Among the Greenville citizens were Beatrice Atkinson (who years later worked at the ECU library), the singer Joe Little (who became a Holi­ness minister in New Jersey), Tom Foreman (for whom a local park is named), and a group called the Melodiers, comprising Joe Little, James and Mary Clark, and Herman Walters.

Pitch a Boogie Woogie played a limited run at the theater Warner owned and elsewhere in the Carolinas, before fading into obscurity. The long-lost film reels were rediscovered by the musician Bill “Shep” Shepherd, who shared them with Alex Albright, an English professor at ECU and the owner of Fountain General Store. To celebrate the occasion many of the original musicians reunited and gave a special performance; Governor James Martin proclaimed the week of the event, Feb­ruary 4–8, 1986, an official, statewide Pitch a Boogie Woogie Week.

After extensive restoration and research, the movie was once again shown in Greenville—this time to an integrated audience—in 1987.

June German

June German playbill

A century ago, formal dances called Germans were held in many tobacco towns across the state, where warehouses could accommodate large crowds. (The German was a special kind of ballroom dance that required a leader and for which couples were divided into two groups known as first and second halves.) Initially these dances were organized in conjunction with county fairs and the opening of tobacco markets.

The first Rocky Mount dance was held in 1870 and became known as the June German in 1903. As early as 1918 a June German dance was held for the area’s black residents on the Monday following the white dance.
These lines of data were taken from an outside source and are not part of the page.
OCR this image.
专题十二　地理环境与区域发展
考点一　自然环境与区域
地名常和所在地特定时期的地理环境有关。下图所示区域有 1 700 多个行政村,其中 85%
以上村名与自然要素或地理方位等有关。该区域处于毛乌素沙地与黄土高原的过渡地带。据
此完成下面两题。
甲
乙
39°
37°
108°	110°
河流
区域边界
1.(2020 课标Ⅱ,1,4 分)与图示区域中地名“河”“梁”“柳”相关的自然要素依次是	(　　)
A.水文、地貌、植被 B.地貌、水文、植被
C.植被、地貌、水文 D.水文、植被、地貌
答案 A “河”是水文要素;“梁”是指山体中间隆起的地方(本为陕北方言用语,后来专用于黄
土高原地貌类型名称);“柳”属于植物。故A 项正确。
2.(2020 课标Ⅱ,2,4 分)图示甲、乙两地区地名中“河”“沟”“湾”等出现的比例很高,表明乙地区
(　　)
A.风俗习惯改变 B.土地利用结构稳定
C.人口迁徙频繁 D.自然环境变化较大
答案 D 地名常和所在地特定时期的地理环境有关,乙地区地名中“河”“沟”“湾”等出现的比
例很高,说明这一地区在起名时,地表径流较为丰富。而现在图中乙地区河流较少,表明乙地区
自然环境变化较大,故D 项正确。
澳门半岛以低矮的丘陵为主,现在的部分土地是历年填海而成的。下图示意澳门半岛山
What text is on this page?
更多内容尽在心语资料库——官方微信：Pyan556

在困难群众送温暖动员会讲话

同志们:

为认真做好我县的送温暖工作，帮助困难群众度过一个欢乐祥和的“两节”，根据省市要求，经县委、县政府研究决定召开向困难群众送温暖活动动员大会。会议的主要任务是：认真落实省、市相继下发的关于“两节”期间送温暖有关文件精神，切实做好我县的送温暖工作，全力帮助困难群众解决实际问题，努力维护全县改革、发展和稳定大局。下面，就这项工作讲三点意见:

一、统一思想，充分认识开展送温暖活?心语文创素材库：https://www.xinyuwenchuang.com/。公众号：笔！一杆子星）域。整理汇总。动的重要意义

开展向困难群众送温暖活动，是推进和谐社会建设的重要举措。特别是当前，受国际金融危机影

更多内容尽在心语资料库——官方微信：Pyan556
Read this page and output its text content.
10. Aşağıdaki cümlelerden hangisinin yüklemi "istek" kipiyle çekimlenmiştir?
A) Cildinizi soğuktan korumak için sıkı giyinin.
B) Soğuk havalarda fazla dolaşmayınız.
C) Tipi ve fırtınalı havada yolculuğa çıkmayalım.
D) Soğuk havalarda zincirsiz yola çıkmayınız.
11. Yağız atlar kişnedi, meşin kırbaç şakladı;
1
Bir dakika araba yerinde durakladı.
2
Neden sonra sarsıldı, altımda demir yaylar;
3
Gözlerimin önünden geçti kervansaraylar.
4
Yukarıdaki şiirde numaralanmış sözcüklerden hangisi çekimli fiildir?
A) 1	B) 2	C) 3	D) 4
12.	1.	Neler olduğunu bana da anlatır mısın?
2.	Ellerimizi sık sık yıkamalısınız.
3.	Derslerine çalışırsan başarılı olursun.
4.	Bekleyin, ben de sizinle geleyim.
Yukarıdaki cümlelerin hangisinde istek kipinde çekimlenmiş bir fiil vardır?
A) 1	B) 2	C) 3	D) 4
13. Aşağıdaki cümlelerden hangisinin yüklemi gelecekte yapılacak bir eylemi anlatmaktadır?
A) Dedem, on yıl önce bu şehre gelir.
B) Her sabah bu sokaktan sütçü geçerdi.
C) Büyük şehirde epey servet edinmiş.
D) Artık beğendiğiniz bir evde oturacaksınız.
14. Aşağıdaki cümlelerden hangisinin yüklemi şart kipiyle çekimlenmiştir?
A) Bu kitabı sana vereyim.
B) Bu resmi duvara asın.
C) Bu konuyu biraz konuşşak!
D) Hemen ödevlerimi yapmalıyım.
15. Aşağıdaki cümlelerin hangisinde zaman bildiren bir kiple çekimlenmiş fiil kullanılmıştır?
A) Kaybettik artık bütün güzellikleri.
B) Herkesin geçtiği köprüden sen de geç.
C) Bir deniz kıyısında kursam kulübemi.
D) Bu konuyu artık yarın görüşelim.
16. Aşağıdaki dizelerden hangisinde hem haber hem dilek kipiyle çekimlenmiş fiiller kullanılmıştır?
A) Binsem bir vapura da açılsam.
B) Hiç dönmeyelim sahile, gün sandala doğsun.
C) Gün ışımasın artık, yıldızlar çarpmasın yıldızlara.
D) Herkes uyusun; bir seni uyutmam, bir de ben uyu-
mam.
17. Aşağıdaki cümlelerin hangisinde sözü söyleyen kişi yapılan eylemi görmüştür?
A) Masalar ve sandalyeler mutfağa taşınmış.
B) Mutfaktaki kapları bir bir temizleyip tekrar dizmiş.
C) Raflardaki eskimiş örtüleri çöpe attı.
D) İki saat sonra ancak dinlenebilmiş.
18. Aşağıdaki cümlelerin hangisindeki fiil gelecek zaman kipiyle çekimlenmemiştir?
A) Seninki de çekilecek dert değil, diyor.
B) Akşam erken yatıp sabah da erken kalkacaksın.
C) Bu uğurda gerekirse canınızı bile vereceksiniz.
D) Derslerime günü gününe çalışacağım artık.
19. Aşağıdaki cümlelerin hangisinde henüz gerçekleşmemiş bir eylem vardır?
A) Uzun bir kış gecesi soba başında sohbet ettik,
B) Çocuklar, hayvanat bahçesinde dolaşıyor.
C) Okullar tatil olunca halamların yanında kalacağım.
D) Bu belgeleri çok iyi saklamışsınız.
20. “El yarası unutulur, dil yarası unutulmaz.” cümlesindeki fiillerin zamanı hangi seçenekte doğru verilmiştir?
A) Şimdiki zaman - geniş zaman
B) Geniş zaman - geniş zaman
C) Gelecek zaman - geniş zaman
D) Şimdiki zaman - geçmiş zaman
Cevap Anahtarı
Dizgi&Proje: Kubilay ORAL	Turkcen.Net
Blacks gathered in the same warehouse and celebrated throughout the night with their own musicians, using the decorations and stage setups from the white dance. By the 1930s, the black event was drawing upwards of 8,000 dance fans to Rocky Mount.

In the 1940s big bands including Louis Armstrong and Count Basie played Rocky Mount for the “Colored June German.”

Wilson musician Bill Myers recalls, “People from all over eastern North Carolina used to dress up and go to the June German…One band would play and then, once they would stop, another band would take over. It would be an all-night dance-a-thon.”

Tom’s Place

For more than 45 years, through years of segregation and after, Tom’s Place attracted top-name musicians and audiences eager for good music, good food and a good time.

It was just a rambling, eclectic building at the end of a quarter-mile gravel drive on the old family farm. It had started out as a residence and had become a tobacco pack house before Vernon Lee ‘Tom’ Woodard began converting it into a nightclub after he left the Army in 1947.

Before his death in February 1994, Woodard turned the old pack house into an entertainment center that attracted the likes of James Brown, Little Richard, Al Green and dozens more.

Hal Tarleton, reporting for the Wilson Daily Times, February 24, 1998

Now operated by Tom’s brother Bennie and wife Ethel Woodard, Woodard’s Multi-Purpose Center is still a favorite gathering spot in Wilson for receptions and other community gatherings.